What if I Don’t Receive a 1099-E at All?
Contact your loan servicer immediately and request an official copy. You need this form to support deducting the interest paid. Not receiving a 1099-E doesn’t mean you forfeit the deduction.
Can I Deduct Interest on Private Student Loans?
Unfortunately, only interest paid on federal student loans is eligible for this deduction.
Private loan interest can still impact your taxes, though. Consult a tax professional for advice.
Where Do I Report Perkins Loan Cancellation?
If you had Perkins Loans canceled for qualifying public service, report it on Line 1 of Form 1040. You won’t owe taxes on the canceled amount.
Read Also: Student Loan Consolidation Rates
Managing student loan payments, interest, and taxes may feel complicated. But you can take control by understanding key forms like the 1099-E.

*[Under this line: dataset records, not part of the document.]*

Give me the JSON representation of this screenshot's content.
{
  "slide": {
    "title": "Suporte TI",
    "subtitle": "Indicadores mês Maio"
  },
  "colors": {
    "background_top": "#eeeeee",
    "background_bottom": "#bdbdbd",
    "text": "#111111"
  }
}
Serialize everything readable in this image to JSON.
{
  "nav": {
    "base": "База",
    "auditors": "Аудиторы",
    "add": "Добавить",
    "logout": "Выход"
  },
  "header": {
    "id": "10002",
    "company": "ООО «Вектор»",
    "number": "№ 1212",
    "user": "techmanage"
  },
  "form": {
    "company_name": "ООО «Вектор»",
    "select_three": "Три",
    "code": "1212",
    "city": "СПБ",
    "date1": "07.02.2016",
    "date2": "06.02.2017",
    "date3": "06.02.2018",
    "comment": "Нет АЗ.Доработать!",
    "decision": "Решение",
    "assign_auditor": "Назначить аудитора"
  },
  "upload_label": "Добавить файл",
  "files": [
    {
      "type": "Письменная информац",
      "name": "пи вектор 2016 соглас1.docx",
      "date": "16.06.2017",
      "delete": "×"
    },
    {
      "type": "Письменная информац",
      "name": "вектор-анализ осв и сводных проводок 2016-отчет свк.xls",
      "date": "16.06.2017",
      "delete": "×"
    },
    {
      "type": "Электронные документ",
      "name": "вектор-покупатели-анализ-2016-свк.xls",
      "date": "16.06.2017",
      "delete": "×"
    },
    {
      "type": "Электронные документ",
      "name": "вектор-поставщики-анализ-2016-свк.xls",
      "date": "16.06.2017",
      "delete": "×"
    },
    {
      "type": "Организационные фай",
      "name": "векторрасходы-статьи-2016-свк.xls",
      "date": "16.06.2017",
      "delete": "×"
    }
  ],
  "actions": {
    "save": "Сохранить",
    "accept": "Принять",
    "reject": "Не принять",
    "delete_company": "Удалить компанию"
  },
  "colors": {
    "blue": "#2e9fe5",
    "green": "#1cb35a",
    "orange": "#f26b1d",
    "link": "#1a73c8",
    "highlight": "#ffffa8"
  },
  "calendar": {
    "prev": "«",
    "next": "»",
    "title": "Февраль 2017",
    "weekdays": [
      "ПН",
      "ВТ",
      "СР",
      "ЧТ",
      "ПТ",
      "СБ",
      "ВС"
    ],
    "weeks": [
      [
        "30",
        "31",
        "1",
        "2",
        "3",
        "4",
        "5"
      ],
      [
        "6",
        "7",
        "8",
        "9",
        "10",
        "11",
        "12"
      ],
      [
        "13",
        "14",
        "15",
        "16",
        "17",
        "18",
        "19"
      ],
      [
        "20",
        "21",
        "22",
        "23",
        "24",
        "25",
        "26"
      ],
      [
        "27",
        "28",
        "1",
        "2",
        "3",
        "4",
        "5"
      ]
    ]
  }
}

Be sure to file your taxes accurately and on time each year. If you receive a large refund, adjust your withholding to avoid interest-free loans to the IRS.
Follow up on discrepancies and work directly with your loan servicer to get the correct paperwork. Become familiar with deductions and education credits that can reduce your tax burden.
Most importantly, stay positive. Your student loans and interest payments cannot last forever. Keep working toward the day you can finally pay them off.